The decision of the majority in this case represents a form of unbridled judicial activism that is an insult to the principles of statutory construction developed by this Court to maintain the integrity of the independent branches of state government. Indeed, this case represents yet another example of the determination of the majority to use the rule of liberality to undermine any statute or executive regulation designed to promote the fiscal health of our workers’ compensation system. In this regard, I agree with the dissent in Stephen L.H. v. Sherry L.H., espousing that “[jjudicial activism is one thing; stupid judicial activism quite another.” 195 W.Va. 384, 398 n. 2, 465 S.E.2d 841, 855 n. 2 (1995) (Neely, C.J., dissenting).

I am at a loss as to what it will take for the majority to realize that there is a future generation of workers who will need the services of a healthy and viable workers’ compensation system. The decision in this ease is simply another step by the majority in a journey leading ultimately to a workers’ compensation system so afflicted by unreasonable laws that it will become utterly incapable of providing legitimate claimants with the benefits and services they so desperately need.

In view of the foregoing, I dissent.
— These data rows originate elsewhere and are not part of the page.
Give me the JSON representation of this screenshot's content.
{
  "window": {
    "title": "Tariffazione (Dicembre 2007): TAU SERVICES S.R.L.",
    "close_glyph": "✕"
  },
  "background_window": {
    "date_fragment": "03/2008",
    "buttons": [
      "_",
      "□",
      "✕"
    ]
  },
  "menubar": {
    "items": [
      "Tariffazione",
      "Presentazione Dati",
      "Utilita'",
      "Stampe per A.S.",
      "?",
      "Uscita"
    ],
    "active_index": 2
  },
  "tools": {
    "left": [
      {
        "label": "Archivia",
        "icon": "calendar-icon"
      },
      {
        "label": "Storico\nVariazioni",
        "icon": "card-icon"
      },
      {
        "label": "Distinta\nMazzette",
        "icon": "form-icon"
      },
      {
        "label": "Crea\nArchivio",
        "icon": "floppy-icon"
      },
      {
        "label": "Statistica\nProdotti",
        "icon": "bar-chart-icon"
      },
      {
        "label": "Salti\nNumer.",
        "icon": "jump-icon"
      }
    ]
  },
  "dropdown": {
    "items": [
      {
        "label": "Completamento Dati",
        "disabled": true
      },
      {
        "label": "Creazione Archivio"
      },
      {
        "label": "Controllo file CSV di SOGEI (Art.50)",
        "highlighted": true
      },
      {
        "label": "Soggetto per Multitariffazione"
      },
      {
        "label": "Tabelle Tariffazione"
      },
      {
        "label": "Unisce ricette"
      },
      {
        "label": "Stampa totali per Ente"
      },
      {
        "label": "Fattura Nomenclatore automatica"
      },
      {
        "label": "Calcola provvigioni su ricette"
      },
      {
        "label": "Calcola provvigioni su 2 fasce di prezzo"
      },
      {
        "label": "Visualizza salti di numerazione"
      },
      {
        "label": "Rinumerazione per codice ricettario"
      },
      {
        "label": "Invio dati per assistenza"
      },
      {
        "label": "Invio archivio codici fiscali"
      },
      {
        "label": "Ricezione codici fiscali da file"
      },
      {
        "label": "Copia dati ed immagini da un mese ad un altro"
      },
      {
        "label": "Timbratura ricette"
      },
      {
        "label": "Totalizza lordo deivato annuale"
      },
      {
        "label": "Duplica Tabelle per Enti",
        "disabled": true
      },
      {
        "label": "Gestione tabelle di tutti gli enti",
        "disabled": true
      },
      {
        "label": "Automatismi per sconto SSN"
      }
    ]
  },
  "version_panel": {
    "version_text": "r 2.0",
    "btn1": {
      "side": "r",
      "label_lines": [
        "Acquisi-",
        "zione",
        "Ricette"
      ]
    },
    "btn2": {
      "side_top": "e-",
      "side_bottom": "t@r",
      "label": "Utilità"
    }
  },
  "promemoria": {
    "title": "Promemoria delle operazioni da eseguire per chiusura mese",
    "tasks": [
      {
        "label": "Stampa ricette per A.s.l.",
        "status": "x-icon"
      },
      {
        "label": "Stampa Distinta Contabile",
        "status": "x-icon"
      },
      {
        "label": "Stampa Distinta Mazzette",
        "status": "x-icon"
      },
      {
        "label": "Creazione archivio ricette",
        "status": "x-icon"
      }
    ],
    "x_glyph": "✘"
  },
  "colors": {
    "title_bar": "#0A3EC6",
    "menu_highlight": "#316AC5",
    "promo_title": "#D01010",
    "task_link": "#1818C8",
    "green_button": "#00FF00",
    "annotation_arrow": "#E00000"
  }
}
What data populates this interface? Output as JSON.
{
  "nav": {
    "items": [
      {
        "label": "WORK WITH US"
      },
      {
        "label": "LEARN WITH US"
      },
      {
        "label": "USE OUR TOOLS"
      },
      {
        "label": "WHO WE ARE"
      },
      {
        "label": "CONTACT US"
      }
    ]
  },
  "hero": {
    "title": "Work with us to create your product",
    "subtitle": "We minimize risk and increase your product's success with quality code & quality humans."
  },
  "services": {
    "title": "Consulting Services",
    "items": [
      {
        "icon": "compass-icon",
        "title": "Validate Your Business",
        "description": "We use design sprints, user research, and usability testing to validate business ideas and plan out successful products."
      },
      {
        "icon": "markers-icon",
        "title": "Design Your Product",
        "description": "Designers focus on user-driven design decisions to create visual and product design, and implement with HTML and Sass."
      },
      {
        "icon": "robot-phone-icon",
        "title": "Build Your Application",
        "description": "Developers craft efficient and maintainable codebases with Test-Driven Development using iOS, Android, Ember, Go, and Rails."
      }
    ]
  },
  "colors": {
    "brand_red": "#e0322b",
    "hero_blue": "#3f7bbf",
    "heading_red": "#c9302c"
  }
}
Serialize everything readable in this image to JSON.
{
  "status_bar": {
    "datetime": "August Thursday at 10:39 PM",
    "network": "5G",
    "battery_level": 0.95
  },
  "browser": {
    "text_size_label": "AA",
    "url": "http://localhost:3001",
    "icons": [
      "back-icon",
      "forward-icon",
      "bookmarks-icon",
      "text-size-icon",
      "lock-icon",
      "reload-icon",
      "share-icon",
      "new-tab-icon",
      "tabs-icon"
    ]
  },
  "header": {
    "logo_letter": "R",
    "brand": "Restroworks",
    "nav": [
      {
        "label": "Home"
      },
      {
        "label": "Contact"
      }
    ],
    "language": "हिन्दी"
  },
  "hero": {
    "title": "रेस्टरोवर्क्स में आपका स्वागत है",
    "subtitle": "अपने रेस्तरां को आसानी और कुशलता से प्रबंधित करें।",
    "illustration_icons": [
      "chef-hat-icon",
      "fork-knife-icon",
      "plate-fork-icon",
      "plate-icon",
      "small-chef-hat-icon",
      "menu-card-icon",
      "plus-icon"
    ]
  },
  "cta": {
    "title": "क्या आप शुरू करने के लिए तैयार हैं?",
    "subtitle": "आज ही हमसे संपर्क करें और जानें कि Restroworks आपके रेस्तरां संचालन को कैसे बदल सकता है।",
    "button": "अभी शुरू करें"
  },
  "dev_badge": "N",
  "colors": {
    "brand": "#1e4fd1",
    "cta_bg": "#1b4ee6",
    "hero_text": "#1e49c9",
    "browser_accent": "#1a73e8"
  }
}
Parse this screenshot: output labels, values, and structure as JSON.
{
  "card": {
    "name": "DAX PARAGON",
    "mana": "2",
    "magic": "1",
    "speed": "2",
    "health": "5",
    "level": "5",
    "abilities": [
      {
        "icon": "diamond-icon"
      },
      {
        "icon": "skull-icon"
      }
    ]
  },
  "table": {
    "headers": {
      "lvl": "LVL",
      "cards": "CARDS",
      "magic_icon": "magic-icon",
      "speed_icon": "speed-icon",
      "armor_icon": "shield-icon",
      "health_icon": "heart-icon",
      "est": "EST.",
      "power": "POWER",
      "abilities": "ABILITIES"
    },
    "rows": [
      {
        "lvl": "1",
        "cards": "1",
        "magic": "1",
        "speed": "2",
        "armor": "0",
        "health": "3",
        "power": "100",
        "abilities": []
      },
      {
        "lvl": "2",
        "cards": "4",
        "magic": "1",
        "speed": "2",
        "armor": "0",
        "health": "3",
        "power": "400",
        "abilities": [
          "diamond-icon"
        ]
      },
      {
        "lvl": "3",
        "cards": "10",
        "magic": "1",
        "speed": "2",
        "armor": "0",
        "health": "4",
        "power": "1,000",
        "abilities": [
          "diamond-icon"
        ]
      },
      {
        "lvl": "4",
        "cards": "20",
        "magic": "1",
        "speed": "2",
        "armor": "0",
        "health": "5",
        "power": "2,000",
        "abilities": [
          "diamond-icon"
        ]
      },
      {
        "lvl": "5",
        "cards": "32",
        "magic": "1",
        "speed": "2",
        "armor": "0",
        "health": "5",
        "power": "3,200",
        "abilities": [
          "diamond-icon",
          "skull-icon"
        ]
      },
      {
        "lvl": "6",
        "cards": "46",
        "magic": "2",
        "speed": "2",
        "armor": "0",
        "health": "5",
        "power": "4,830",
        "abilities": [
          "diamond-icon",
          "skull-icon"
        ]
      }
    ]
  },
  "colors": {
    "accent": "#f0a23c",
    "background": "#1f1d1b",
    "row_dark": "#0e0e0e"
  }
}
I am authorized to state that Justice Maynard joins me in this dissenting opinion.

. William O. Douglas, America Challenged 4 (1960).

. I note that I do not condone the type of conduct allegedly engaged in by the employer in this case. Had the Commissioner not ultimately granted Mr. McKenzie the rehabilitation services he sought, Mr. McKenzie could have pursued a remedy in this court via an appeal. See, e.g., Skaggs v. Eastern Assoc. Coal Corp., 212 W. Va. 248, 569 S.E.2d 769 (2002) (Davis, C.J., concurring, with Maynard, J., joining).

. While, in some respects the 1wo terms are commingled in the regulations, the regulations nevertheless are clear that a vocational rehabilitation service provider is not the equivalent of a health care provider. See infra text at pages 4 and 5.

. The claimant in this case was seeking vocational rehabilitation services, not physical rehabilitation services.

. See also 7A C.S.R. § 85-15-3.7 (1994) (defining physical rehabilitation services).

. See also 7 A C.S.R. § 85-15-3.10 (1994) (defining vocational rehabilitation services).

. My dissent focuses solely upon the issue of vocational rehabilitation services, as that is the type of rehabilitation identified in Mr. McKenzie’s appeal.

. But see supra note 3.

. See, e.g., Repass v. Workers' Comp. Div., 212 W. Va. 86, 569 S.E.2d 162 (2002), and Skaggs v. Eastern Assoc. Coal Corp., 212 W. Va. 248, 569 S.E.2d 769 (2002).